The book, which is envisioned as a response to James Baldwin’s 1963 groundbreaking “The Fire Next Time,” has been hailed as “an absolutely indispensable anthology” by Booklist, and widely praised for its framing of the violent racism that still grips the United States.
“‘The Fire This Time’ deals with both historical and contemporary issues of racism — the way that she organized the collection to look to the past, the present, and the future — spoke to the goals of the committee,” said Jacoby. “I am incredibly excited to see how our community of students, faculty and staff use this text as a jumping off point for collective reflection and action.”
Author Jesmyn Ward will appear at Mount Holyoke College at a community event in the fall to discuss the book and its themes.
Ward received her MFA from the University of Michigan and is currently a professor of creative writing at Tulane University. She is the author of the novels “Where the Line Bleeds” and “Salvage the Bones,” which won the 2011 National Book Award, and “Sing, Unburied, Sing,” which won the 2017 National Book Award.

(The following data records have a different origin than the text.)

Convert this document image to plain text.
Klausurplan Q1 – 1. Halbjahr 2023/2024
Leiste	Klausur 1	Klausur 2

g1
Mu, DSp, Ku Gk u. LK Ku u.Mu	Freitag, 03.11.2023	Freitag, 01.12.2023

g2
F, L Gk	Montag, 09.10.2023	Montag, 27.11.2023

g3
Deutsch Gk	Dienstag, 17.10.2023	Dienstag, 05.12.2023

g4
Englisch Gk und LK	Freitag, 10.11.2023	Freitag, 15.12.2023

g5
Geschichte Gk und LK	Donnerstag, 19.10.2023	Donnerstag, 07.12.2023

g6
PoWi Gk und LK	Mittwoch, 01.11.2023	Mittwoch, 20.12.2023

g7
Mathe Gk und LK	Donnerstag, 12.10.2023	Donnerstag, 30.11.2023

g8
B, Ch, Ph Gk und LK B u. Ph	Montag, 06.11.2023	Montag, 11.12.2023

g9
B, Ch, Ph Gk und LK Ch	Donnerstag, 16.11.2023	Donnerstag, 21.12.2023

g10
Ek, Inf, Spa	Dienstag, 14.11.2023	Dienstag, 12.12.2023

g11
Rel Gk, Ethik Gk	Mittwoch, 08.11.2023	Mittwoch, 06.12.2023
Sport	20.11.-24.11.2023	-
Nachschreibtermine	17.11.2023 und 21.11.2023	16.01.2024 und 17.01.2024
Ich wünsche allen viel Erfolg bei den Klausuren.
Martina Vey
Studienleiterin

She is also the author of the memoir “Men We Reaped,” which was a finalist for the National Book Critics Circle Award. From 2008–2010, Ward had a Stegner Fellowship at Stanford University. She was the John and Renée Grisham Writer in Residence at the University of Mississippi for the 2010–2011 academic year. In 2016, the American Academy of Arts and Letters selected Ward for the Strauss Living Award. She lives in Mississippi.
The Common Read began in 2000 as part of the College’s annual Orientation for new students. On September 9 at 7 pm the College will host a virtual event featuring Jesmyn Ward, Kiese Laymon, and Mitchell Jackson in conversation to discuss "The Fire This Time."